The 2008 crisis was fundamentally a non-agency MBS and structured products failure. Four interlocking causes:
Origination standard collapse: Mortgage originators (Countrywide, WaMu, etc.) dramatically loosened standards in 2003–2007, issuing subprime and Alt-A loans to borrowers who could not service them. They had no incentive to maintain quality because they immediately sold loans rather than holding them — the classic 'originate to distribute' problem.
Rating agency model failure: Rating agencies rated CDOs built on subprime MBS as AAA. Their diversification models assumed regional housing markets would not fall simultaneously. When US house prices fell nationally for the first time since the Depression, mortgage default correlations shot to 1.0 — wiping out the diversification benefit entirely. Senior tranches that were supposed to be protected by subordination were not.

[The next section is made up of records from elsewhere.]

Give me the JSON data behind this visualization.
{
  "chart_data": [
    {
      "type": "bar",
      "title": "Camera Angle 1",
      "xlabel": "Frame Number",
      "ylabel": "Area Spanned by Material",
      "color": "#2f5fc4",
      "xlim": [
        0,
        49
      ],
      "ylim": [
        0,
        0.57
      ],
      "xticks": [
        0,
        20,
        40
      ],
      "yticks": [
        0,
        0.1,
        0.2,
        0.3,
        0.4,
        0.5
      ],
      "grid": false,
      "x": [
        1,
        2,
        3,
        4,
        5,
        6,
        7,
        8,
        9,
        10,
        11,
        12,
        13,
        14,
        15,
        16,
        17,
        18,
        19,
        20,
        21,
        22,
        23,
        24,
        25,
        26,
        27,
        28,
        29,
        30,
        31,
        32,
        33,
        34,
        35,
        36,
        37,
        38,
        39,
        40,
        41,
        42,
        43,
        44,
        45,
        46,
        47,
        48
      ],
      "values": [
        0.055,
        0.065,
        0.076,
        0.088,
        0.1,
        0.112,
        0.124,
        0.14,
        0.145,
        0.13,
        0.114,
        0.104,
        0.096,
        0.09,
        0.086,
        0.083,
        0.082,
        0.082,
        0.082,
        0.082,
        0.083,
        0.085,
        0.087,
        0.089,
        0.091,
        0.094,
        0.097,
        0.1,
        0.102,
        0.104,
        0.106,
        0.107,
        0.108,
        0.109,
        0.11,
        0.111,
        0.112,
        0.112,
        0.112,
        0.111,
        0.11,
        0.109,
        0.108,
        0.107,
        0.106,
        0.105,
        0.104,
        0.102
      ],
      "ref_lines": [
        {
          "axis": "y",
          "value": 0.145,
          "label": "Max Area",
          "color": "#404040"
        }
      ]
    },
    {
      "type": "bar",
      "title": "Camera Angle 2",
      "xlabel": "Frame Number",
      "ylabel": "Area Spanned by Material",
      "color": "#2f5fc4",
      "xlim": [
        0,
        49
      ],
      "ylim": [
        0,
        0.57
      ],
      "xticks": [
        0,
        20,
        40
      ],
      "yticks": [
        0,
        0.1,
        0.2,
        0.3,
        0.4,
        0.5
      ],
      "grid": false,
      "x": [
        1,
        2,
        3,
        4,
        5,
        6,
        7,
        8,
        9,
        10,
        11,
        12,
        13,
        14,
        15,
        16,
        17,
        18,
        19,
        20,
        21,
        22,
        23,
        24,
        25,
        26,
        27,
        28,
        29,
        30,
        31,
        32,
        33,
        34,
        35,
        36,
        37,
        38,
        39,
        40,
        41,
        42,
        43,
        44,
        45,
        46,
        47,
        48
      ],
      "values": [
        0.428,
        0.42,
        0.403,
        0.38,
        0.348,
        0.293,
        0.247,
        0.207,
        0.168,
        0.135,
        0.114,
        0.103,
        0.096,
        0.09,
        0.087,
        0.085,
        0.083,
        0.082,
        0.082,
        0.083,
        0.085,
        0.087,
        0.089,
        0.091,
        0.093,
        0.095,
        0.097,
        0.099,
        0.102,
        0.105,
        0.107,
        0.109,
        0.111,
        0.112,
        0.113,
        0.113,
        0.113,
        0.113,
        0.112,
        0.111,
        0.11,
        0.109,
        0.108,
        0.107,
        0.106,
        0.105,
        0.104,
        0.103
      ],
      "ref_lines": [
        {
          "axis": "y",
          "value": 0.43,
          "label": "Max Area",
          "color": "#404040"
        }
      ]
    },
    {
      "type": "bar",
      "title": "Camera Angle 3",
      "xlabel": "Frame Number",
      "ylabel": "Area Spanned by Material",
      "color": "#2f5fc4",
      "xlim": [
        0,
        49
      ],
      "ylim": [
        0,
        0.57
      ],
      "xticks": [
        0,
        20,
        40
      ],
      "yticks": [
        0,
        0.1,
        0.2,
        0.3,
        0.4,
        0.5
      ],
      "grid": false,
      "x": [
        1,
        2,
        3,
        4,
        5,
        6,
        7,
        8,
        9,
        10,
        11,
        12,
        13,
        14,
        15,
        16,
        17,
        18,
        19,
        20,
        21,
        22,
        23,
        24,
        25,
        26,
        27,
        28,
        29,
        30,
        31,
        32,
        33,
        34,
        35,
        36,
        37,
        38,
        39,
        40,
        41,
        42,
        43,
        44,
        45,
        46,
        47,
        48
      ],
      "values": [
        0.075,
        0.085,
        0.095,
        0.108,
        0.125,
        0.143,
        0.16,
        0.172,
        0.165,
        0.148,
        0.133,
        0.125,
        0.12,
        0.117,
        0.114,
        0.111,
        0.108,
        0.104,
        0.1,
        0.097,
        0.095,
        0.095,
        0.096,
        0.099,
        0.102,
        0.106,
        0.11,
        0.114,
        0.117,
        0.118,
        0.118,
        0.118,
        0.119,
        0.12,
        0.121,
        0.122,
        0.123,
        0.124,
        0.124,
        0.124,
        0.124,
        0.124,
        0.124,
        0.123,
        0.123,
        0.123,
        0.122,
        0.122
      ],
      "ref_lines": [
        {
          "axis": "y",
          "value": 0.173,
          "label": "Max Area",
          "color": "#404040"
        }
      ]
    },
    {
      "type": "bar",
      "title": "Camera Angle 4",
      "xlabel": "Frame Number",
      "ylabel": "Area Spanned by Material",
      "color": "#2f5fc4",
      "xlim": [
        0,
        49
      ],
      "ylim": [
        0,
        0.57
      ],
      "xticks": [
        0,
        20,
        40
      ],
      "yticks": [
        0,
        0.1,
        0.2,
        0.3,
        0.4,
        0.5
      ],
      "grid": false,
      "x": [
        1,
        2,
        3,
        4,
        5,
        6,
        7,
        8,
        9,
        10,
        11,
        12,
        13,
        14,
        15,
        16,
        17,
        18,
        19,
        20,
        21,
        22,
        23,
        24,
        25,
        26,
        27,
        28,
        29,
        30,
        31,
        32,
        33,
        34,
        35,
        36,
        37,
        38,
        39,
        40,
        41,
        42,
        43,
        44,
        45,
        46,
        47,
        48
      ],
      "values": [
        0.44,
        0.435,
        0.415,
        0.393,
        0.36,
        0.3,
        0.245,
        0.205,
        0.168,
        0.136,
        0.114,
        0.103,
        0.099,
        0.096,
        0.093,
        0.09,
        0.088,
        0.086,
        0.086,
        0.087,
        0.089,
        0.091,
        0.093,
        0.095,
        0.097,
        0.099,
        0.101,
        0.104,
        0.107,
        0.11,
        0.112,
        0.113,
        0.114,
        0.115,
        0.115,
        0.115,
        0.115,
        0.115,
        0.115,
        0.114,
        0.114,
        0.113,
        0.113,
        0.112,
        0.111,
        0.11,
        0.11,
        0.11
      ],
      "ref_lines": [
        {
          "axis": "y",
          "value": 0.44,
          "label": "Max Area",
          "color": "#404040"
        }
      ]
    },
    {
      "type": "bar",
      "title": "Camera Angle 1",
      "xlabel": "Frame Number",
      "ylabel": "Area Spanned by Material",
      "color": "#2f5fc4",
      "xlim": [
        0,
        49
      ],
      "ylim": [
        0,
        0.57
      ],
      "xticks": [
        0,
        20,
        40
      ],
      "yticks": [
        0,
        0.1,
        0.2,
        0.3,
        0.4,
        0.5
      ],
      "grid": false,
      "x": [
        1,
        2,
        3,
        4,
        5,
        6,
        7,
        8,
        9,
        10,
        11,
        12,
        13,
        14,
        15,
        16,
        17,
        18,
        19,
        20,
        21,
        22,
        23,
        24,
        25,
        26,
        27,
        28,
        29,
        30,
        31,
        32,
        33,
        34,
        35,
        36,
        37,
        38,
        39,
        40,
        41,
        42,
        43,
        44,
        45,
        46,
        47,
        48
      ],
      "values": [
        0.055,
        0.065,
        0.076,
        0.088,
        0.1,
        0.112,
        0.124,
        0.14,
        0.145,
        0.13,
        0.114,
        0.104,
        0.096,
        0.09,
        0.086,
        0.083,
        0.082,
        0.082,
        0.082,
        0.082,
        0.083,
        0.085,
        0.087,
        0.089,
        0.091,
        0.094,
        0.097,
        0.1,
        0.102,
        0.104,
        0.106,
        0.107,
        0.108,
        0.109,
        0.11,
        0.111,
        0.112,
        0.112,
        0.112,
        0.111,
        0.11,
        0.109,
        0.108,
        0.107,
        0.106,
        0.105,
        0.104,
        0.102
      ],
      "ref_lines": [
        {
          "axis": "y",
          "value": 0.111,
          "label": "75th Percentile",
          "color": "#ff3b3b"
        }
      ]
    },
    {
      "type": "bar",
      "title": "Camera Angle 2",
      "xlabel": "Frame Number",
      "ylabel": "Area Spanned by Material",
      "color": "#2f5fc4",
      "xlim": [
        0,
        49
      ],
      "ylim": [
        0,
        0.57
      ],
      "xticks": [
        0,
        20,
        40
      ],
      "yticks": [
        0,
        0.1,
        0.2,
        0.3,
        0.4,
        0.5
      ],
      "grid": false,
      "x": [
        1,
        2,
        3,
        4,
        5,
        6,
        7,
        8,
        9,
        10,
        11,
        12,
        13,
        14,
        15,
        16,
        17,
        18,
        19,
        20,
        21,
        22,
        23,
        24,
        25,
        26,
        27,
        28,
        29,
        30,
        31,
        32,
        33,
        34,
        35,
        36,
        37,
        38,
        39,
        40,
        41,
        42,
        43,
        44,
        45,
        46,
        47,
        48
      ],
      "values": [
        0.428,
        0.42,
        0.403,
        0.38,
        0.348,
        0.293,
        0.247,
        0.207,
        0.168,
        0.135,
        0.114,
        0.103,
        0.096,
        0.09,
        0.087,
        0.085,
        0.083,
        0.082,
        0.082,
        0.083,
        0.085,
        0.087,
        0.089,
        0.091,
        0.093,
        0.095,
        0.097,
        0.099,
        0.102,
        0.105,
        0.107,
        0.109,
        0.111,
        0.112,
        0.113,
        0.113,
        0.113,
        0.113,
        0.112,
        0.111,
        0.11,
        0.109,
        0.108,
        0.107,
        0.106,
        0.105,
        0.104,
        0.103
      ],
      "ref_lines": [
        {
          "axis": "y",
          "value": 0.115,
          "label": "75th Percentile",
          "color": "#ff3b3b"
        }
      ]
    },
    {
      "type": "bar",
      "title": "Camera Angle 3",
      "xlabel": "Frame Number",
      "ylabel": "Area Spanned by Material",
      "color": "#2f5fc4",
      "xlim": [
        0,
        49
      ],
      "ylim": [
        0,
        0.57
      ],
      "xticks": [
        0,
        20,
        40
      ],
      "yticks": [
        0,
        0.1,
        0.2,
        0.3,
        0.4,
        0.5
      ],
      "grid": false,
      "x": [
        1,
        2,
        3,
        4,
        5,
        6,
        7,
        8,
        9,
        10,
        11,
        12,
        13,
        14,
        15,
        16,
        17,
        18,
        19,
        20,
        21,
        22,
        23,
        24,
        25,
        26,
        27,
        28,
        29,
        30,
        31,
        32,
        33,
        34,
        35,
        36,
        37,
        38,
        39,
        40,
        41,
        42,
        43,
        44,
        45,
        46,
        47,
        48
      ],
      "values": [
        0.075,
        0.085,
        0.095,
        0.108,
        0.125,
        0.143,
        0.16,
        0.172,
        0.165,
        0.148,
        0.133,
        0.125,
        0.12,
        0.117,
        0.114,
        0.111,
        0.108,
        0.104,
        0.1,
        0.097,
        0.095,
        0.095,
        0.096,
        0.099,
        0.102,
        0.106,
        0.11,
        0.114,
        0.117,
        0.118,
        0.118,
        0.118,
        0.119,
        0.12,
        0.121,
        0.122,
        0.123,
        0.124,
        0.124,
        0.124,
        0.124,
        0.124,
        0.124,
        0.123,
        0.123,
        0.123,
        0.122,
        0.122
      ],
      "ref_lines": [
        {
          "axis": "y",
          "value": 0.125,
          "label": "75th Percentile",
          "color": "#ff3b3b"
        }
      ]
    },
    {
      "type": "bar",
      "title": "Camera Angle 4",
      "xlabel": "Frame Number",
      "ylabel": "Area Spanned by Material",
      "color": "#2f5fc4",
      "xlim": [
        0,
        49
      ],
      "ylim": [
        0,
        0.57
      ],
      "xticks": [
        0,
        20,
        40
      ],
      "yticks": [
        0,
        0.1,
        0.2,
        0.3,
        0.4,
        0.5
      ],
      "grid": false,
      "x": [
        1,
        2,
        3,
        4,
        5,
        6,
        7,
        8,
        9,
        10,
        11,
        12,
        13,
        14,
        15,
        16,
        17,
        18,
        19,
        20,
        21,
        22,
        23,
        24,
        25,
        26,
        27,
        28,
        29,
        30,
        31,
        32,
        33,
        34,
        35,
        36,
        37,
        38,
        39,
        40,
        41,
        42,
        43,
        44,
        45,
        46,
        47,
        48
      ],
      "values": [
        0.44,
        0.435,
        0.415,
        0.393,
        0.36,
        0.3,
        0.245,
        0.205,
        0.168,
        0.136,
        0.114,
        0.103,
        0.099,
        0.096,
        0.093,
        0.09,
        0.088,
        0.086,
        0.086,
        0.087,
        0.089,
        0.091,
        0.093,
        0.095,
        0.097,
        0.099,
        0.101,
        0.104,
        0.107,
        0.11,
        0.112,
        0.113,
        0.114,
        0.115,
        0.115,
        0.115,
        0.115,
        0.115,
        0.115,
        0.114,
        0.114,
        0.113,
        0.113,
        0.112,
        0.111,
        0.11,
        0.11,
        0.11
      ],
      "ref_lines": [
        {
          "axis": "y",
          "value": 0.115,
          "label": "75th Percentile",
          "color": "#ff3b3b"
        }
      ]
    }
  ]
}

Complexity and opacity: MBS were packaged into CDOs, which were packaged into CDO-squareds. Nobody — including the institutions holding them — understood the actual risk exposures. When subprime started defaulting, the market froze because nobody knew which institutions held which risks.
Mark-to-market amplification: Banks holding MBS in trading books had to mark them to distressed market prices even if they intended to hold them to maturity. This created apparent capital shortfalls that forced selling, which pushed prices lower, which created more apparent shortfalls — a doom loop.